Rabu, 22 Juli 2020

3 Ulama Paku Banten paling keramat yang masih hidup - Himayah atau Pemimpin Ulama di Tanah Banten



Forum Muslim - Banten merupakan provinsi Seribu Kyai Sejuta Santri. Tak heran jika nama Banten terkenal diseluruh Nusantara bahkan dunia Internasional. Sebab Ulama yang sangat masyhur bernama Syekh Nawawi AlBantani adalah asli kelahiran di Serang - Banten.

Provinsi yang dikenal dengan seni debusnya ini disebut sebut memiliki paku atau penjaga yang sangat liar biasa. Berikut akan kami kupas 3 Ulama Paku Banten paling keramat yang masih hidup.

1. Abuya Syar'i Ciomas Banten
Selain sebagai kyai terpandang, masyarakat ciomas juga meyakini Abuya Syar'i sebagai himayah atau penopang bumi banten.
Ulama yang satu ini sangat jarang dikenali masyarakat Indonesia, bahkan orang banten sendiri masih banyak yang tak mengenalinya. Dikarnakan Beliau memang jarang sekali terlihat publik, kesehariannya hanya berdia di rumah dan menerima tamu yg datang sowan ke rumahnya untuk meminta doa dan barokah dari Beliau. Banyak santri - santrinya yang menyaksikan secara langsung karomah beliau. Beliau juga disebut sebut sebagai pemegang golok ciomas banten yang asli dan hanya ada satu satunya di dunia ini.
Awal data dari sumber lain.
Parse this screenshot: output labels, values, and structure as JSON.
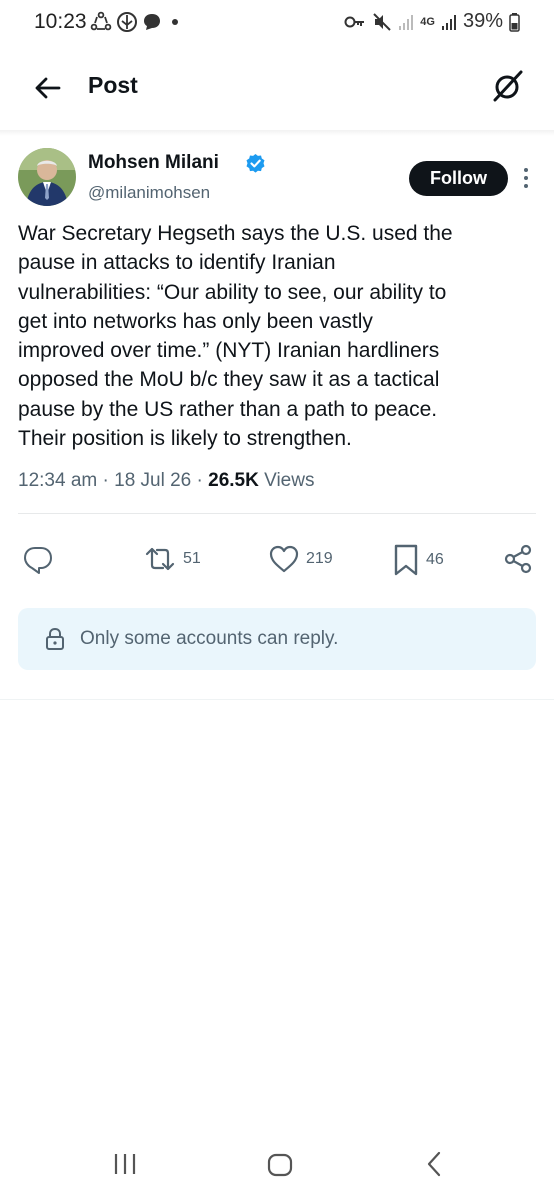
{
  "status_bar": {
    "time": "10:23",
    "network_label": "4G",
    "battery_percent": "39%",
    "left_icons": [
      "sync-icon",
      "carrier-icon",
      "chat-bubble-icon",
      "dot-icon"
    ],
    "right_icons": [
      "key-icon",
      "mute-icon",
      "signal-icon",
      "signal-icon",
      "battery-icon"
    ]
  },
  "header": {
    "title": "Post",
    "back_icon": "arrow-left-icon",
    "action_icon": "grok-icon"
  },
  "post": {
    "author_name": "Mohsen Milani",
    "author_handle": "@milanimohsen",
    "verified": true,
    "follow_label": "Follow",
    "text": "War Secretary Hegseth says the U.S. used the\npause in attacks to identify Iranian\nvulnerabilities: “Our ability to see, our ability to\nget into networks has only been vastly\nimproved over time.” (NYT) Iranian hardliners\nopposed the MoU b/c they saw it as a tactical\npause by the US rather than a path to peace.\nTheir position is likely to strengthen.",
    "time": "12:34 am",
    "separator": "·",
    "date": "18 Jul 26",
    "views_count": "26.5K",
    "views_label": "Views"
  },
  "actions": {
    "reply_count": "",
    "repost_count": "51",
    "like_count": "219",
    "bookmark_count": "46"
  },
  "reply_notice": {
    "text": "Only some accounts can reply."
  },
  "colors": {
    "accent": "#1d9bf0",
    "text_primary": "#0f1419",
    "text_secondary": "#536471",
    "notice_bg": "#eaf6fc",
    "follow_bg": "#0f1419"
  }
}
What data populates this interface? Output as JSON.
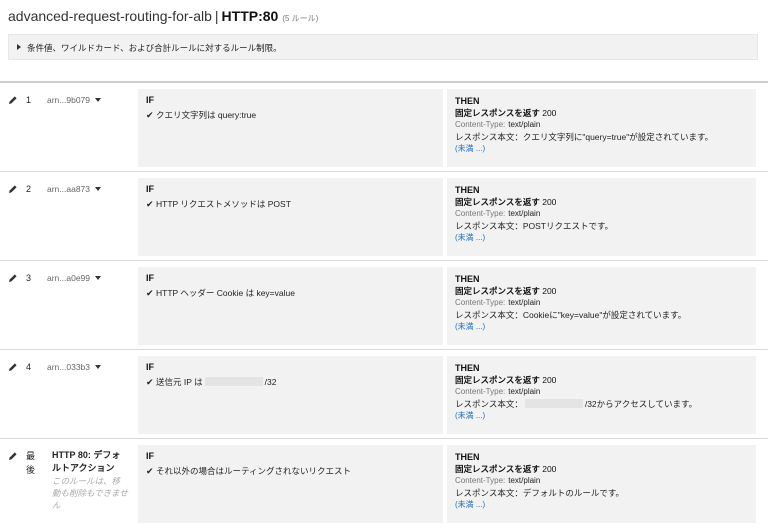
{
  "header": {
    "lb_name": "advanced-request-routing-for-alb",
    "separator": "|",
    "listener": "HTTP:80",
    "rule_count": "(5 ルール)"
  },
  "limits": {
    "label": "条件値、ワイルドカード、および合計ルールに対するルール制限。"
  },
  "labels": {
    "if": "IF",
    "then": "THEN",
    "content_type_label": "Content-Type:",
    "more": "(未満 ...)"
  },
  "rules": [
    {
      "priority": "1",
      "arn": "arn...9b079",
      "condition": "クエリ文字列は query:true",
      "action": "固定レスポンスを返す",
      "status_code": "200",
      "content_type": "text/plain",
      "body": "レスポンス本文：クエリ文字列に\"query=true\"が設定されています。"
    },
    {
      "priority": "2",
      "arn": "arn...aa873",
      "condition": "HTTP リクエストメソッドは POST",
      "action": "固定レスポンスを返す",
      "status_code": "200",
      "content_type": "text/plain",
      "body": "レスポンス本文：POSTリクエストです。"
    },
    {
      "priority": "3",
      "arn": "arn...a0e99",
      "condition": "HTTP ヘッダー Cookie は key=value",
      "action": "固定レスポンスを返す",
      "status_code": "200",
      "content_type": "text/plain",
      "body": "レスポンス本文：Cookieに\"key=value\"が設定されています。"
    },
    {
      "priority": "4",
      "arn": "arn...033b3",
      "condition_prefix": "送信元 IP は",
      "condition_suffix": "/32",
      "action": "固定レスポンスを返す",
      "status_code": "200",
      "content_type": "text/plain",
      "body_prefix": "レスポンス本文：",
      "body_suffix": "/32からアクセスしています。"
    },
    {
      "priority": "最後",
      "name": "HTTP 80: デフォルトアクション",
      "note": "このルールは、移動も削除もできません",
      "condition": "それ以外の場合はルーティングされないリクエスト",
      "action": "固定レスポンスを返す",
      "status_code": "200",
      "content_type": "text/plain",
      "body": "レスポンス本文：デフォルトのルールです。"
    }
  ]
}
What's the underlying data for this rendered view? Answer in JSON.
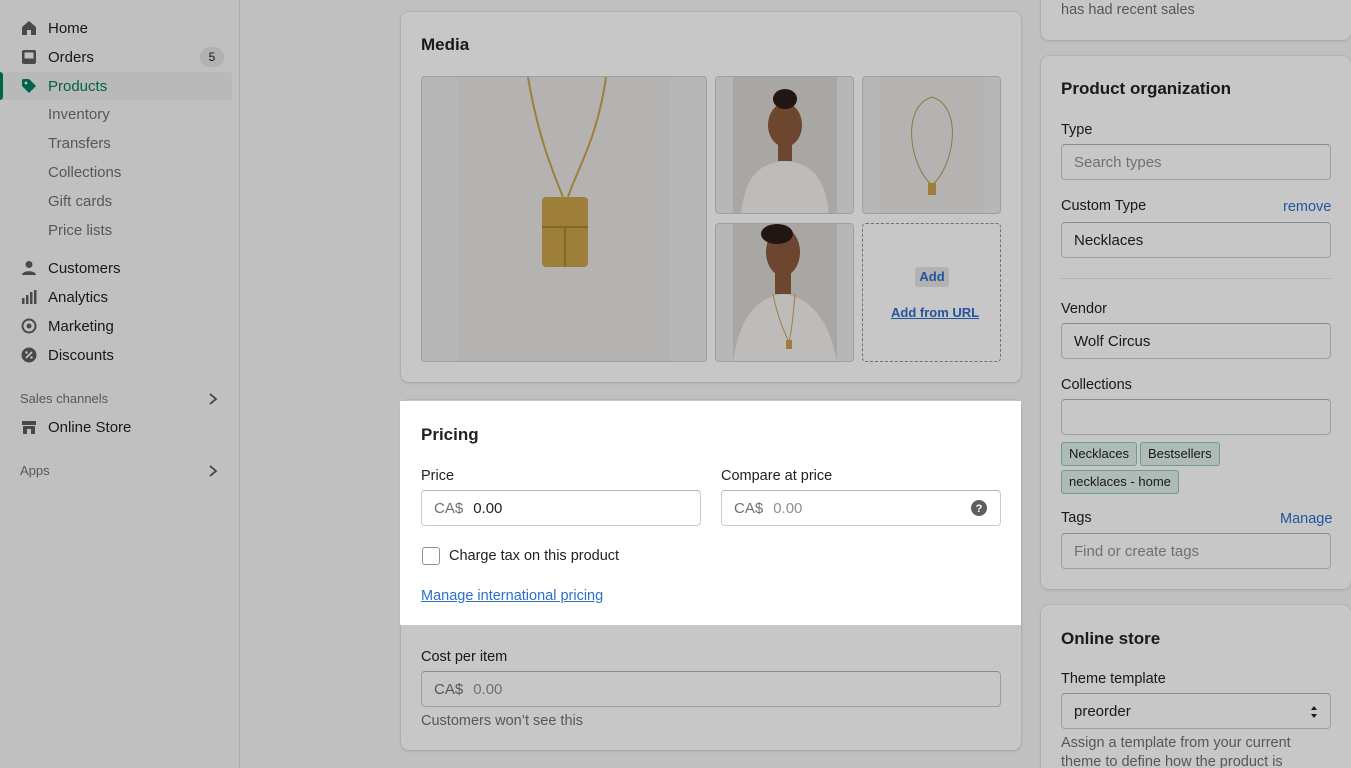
{
  "sidebar": {
    "home": "Home",
    "orders": "Orders",
    "orders_badge": "5",
    "products": "Products",
    "sub": [
      "Inventory",
      "Transfers",
      "Collections",
      "Gift cards",
      "Price lists"
    ],
    "customers": "Customers",
    "analytics": "Analytics",
    "marketing": "Marketing",
    "discounts": "Discounts",
    "sales_channels": "Sales channels",
    "online_store": "Online Store",
    "apps": "Apps"
  },
  "media": {
    "title": "Media",
    "add_label": "Add",
    "add_url_label": "Add from URL"
  },
  "pricing": {
    "title": "Pricing",
    "price_label": "Price",
    "price_prefix": "CA$",
    "price_value": "0.00",
    "compare_label": "Compare at price",
    "compare_prefix": "CA$",
    "compare_placeholder": "0.00",
    "tax_label": "Charge tax on this product",
    "tax_checked": false,
    "intl_link": "Manage international pricing",
    "cost_label": "Cost per item",
    "cost_prefix": "CA$",
    "cost_placeholder": "0.00",
    "cost_help": "Customers won’t see this"
  },
  "top_right": {
    "text": "has had recent sales"
  },
  "organization": {
    "title": "Product organization",
    "type_label": "Type",
    "type_placeholder": "Search types",
    "custom_type_label": "Custom Type",
    "remove_link": "remove",
    "custom_type_value": "Necklaces",
    "vendor_label": "Vendor",
    "vendor_value": "Wolf Circus",
    "collections_label": "Collections",
    "collections_tags": [
      "Necklaces",
      "Bestsellers",
      "necklaces - home"
    ],
    "tags_label": "Tags",
    "manage_link": "Manage",
    "tags_placeholder": "Find or create tags"
  },
  "online_store": {
    "title": "Online store",
    "theme_label": "Theme template",
    "theme_value": "preorder",
    "help_line1": "Assign a template from your current",
    "help_line2": "theme to define how the product is"
  },
  "colors": {
    "accent": "#008060",
    "link": "#2c6ecb"
  }
}
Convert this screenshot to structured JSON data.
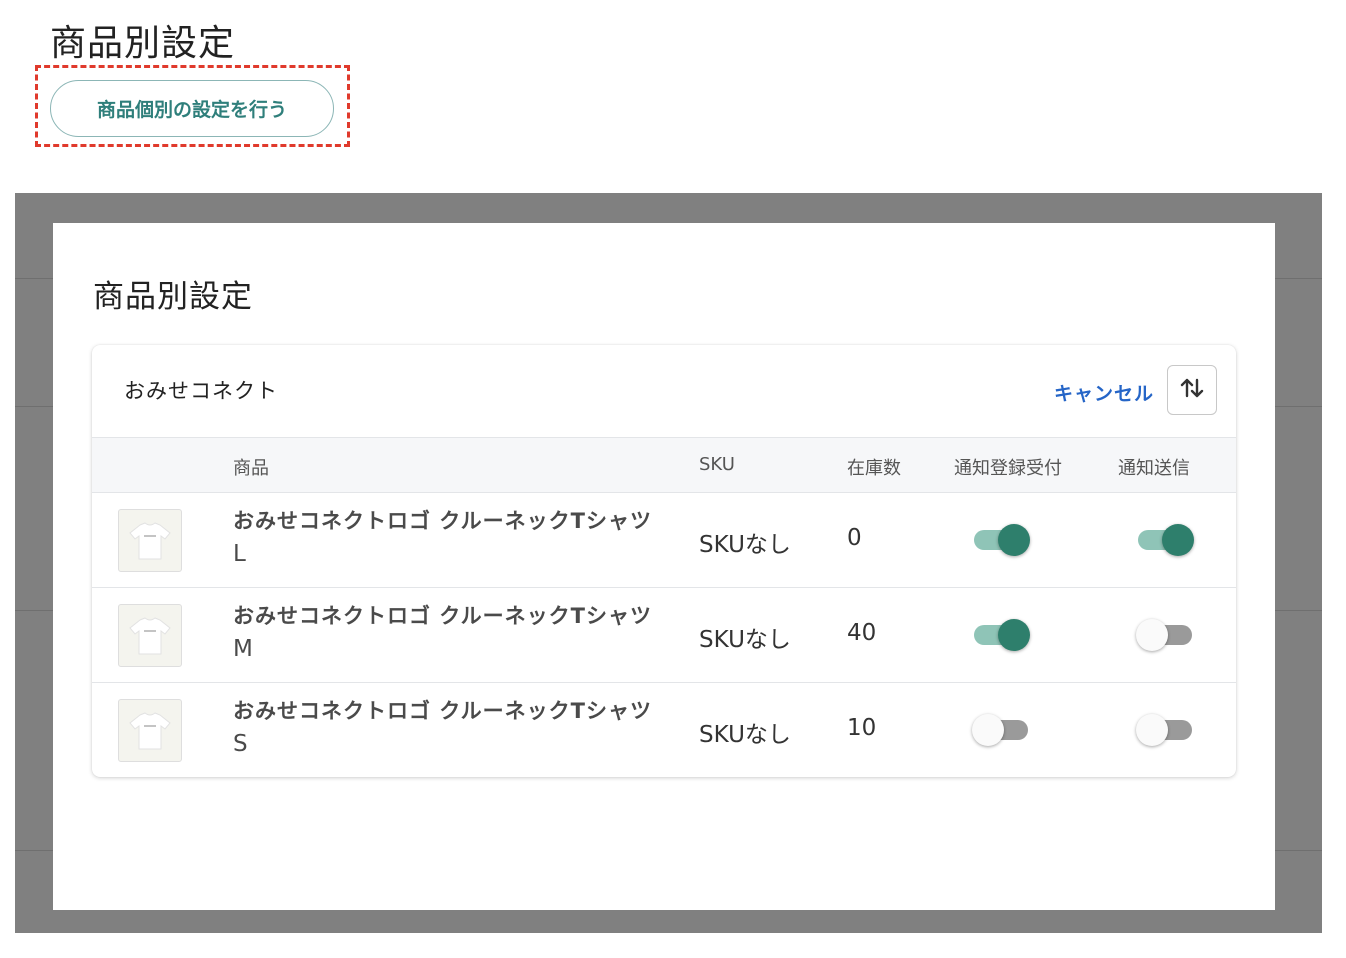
{
  "page": {
    "title": "商品別設定",
    "open_settings_button": "商品個別の設定を行う"
  },
  "modal": {
    "title": "商品別設定",
    "shop_name": "おみせコネクト",
    "cancel_label": "キャンセル",
    "sort_icon": "sort-arrows-icon",
    "columns": [
      "商品",
      "SKU",
      "在庫数",
      "通知登録受付",
      "通知送信"
    ],
    "rows": [
      {
        "name": "おみせコネクトロゴ クルーネックTシャツ",
        "size": "L",
        "sku": "SKUなし",
        "stock": "0",
        "notify_registration": true,
        "notify_send": true
      },
      {
        "name": "おみせコネクトロゴ クルーネックTシャツ",
        "size": "M",
        "sku": "SKUなし",
        "stock": "40",
        "notify_registration": true,
        "notify_send": false
      },
      {
        "name": "おみせコネクトロゴ クルーネックTシャツ",
        "size": "S",
        "sku": "SKUなし",
        "stock": "10",
        "notify_registration": false,
        "notify_send": false
      }
    ]
  },
  "colors": {
    "accent_teal": "#2e7f6c",
    "highlight_red": "#e03a2c",
    "link_blue": "#2565c7"
  }
}
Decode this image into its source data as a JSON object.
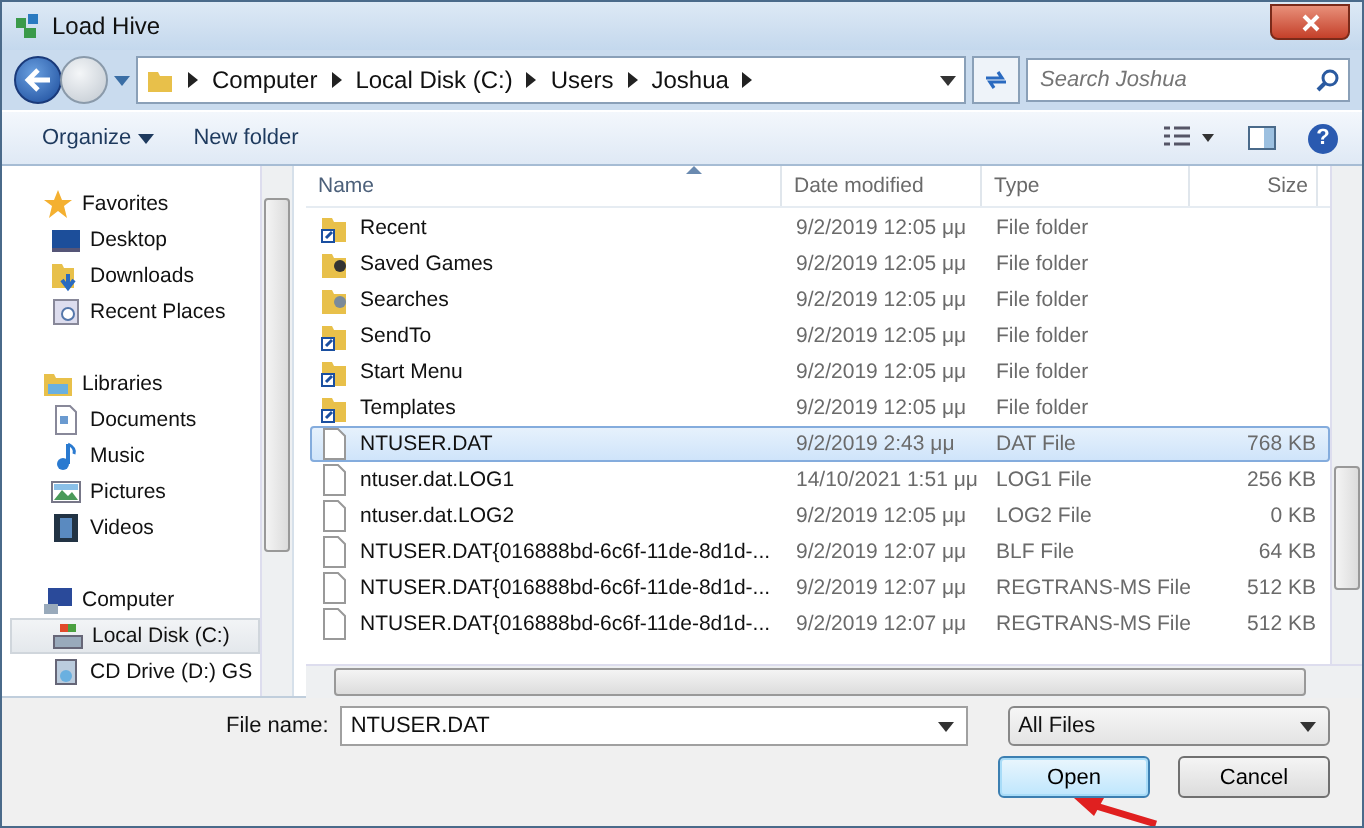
{
  "window": {
    "title": "Load Hive"
  },
  "address": {
    "breadcrumb": [
      "Computer",
      "Local Disk (C:)",
      "Users",
      "Joshua"
    ]
  },
  "search": {
    "placeholder": "Search Joshua"
  },
  "toolbar": {
    "organize": "Organize",
    "new_folder": "New folder",
    "help": "?"
  },
  "sidebar": {
    "groups": [
      {
        "label": "Favorites",
        "kind": "star",
        "children": [
          {
            "label": "Desktop",
            "kind": "desktop",
            "selected": false
          },
          {
            "label": "Downloads",
            "kind": "downloads",
            "selected": false
          },
          {
            "label": "Recent Places",
            "kind": "recent",
            "selected": false
          }
        ]
      },
      {
        "label": "Libraries",
        "kind": "library",
        "children": [
          {
            "label": "Documents",
            "kind": "documents",
            "selected": false
          },
          {
            "label": "Music",
            "kind": "music",
            "selected": false
          },
          {
            "label": "Pictures",
            "kind": "pictures",
            "selected": false
          },
          {
            "label": "Videos",
            "kind": "videos",
            "selected": false
          }
        ]
      },
      {
        "label": "Computer",
        "kind": "computer",
        "children": [
          {
            "label": "Local Disk (C:)",
            "kind": "disk",
            "selected": true
          },
          {
            "label": "CD Drive (D:) GS",
            "kind": "cd",
            "selected": false
          }
        ]
      }
    ]
  },
  "table": {
    "columns": [
      {
        "label": "Name",
        "sorted": true
      },
      {
        "label": "Date modified",
        "sorted": false
      },
      {
        "label": "Type",
        "sorted": false
      },
      {
        "label": "Size",
        "sorted": false
      }
    ],
    "rows": [
      {
        "kind": "shortcut",
        "name": "Recent",
        "date": "9/2/2019 12:05 μμ",
        "type": "File folder",
        "size": "",
        "selected": false
      },
      {
        "kind": "games",
        "name": "Saved Games",
        "date": "9/2/2019 12:05 μμ",
        "type": "File folder",
        "size": "",
        "selected": false
      },
      {
        "kind": "search",
        "name": "Searches",
        "date": "9/2/2019 12:05 μμ",
        "type": "File folder",
        "size": "",
        "selected": false
      },
      {
        "kind": "shortcut",
        "name": "SendTo",
        "date": "9/2/2019 12:05 μμ",
        "type": "File folder",
        "size": "",
        "selected": false
      },
      {
        "kind": "shortcut",
        "name": "Start Menu",
        "date": "9/2/2019 12:05 μμ",
        "type": "File folder",
        "size": "",
        "selected": false
      },
      {
        "kind": "shortcut",
        "name": "Templates",
        "date": "9/2/2019 12:05 μμ",
        "type": "File folder",
        "size": "",
        "selected": false
      },
      {
        "kind": "file",
        "name": "NTUSER.DAT",
        "date": "9/2/2019 2:43 μμ",
        "type": "DAT File",
        "size": "768 KB",
        "selected": true
      },
      {
        "kind": "file",
        "name": "ntuser.dat.LOG1",
        "date": "14/10/2021 1:51 μμ",
        "type": "LOG1 File",
        "size": "256 KB",
        "selected": false
      },
      {
        "kind": "file",
        "name": "ntuser.dat.LOG2",
        "date": "9/2/2019 12:05 μμ",
        "type": "LOG2 File",
        "size": "0 KB",
        "selected": false
      },
      {
        "kind": "file",
        "name": "NTUSER.DAT{016888bd-6c6f-11de-8d1d-...",
        "date": "9/2/2019 12:07 μμ",
        "type": "BLF File",
        "size": "64 KB",
        "selected": false
      },
      {
        "kind": "file",
        "name": "NTUSER.DAT{016888bd-6c6f-11de-8d1d-...",
        "date": "9/2/2019 12:07 μμ",
        "type": "REGTRANS-MS File",
        "size": "512 KB",
        "selected": false
      },
      {
        "kind": "file",
        "name": "NTUSER.DAT{016888bd-6c6f-11de-8d1d-...",
        "date": "9/2/2019 12:07 μμ",
        "type": "REGTRANS-MS File",
        "size": "512 KB",
        "selected": false
      }
    ]
  },
  "file_name": {
    "label": "File name:",
    "value": "NTUSER.DAT"
  },
  "file_type": {
    "value": "All Files"
  },
  "buttons": [
    {
      "label": "Open",
      "default": true
    },
    {
      "label": "Cancel",
      "default": false
    }
  ]
}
2. Abuya Muhtadi Cidahu Banten
Beliau merupaka salah satu ulama yg diakui sebagai pakunya tanah Banten. Seorang ulama yang terdaftar dalam jajaran mustasyar PBNU ini adalah seorang putra dari Abuya Dimyati Cidahu Pandeglang. Ayahnya merupakan seorang waliyullah yang sangat masyhur, tak hanya di nusantara namun juga dunia internasional. 
Banyak murid-muridnya yang menyaksikan secara langsung karomah Abuya Muhtadi. Salah satunya yang terkait soal banjir besar di Serang - Banten. Sebelum banjir menghantam kota Serang, malam harinya Beliau sudah memberikan aba - aba terkait bencana besar ini.

Sumber dan kisah karomah Abah Syar'i, Abah Muhtadi dan Abah Munfasir klik link ini 👇 https://youtu.be/4E8PbCfWqfI

3. Abuya Munfasir Padarincang
Abuya menerapkan beberapa syarat untuk dapat mondok dan menuntut ilmu ditempatnya, salah satunya dengan tidak diperbolehkannya membawa apapun. Hanya baju yang melekat dibadan saja yang diperbolehkan untuk di bawa ke pondok beliau. Selain itu, abuya juga memberikan syarat untuk siapa saja yang ingin menuntut ilmu dengan beliau, diharuskan untuk di test agar sanggup berpuasa selama 40 hari sambil berbuka dan sahur hanya dengan 3 teguk air (tidak lebih). Setelah melewati taraf pengetesan ini, abuya mengharuskan santri untuk berpuasa dengan umbi-umbian yang tidak dipebolehkan untuk di masak / terkena api, pada taraf ini santri harus mengiringi puasanya dengan membaca Al-quran 10 juz perharinya.
Ketika semua sudah dilewati, sampailah kita pada syarat yang bisa di bilang syarat tertinggi yang diberikan oleh Abuya, yaitu harus puasa mutih (berpuasa dengan hanya nasi putih dan garam). Dan berpuasa dari segala omongan (berdiam diri). Jadi jangan heran, ketika berkunjung ketempat beliau akan menemukan santri santri beliau yang tidak mengeluarkan sepatah kata sedikitpun.
Syarat syarat yang di berikan beliau memang terlihat sangat berat, tapi beliau punya manhaj sendiri untuk menjadikan santri santrinya memiliki hati yang bersih, salah satunya melalui jalan tasawwuf.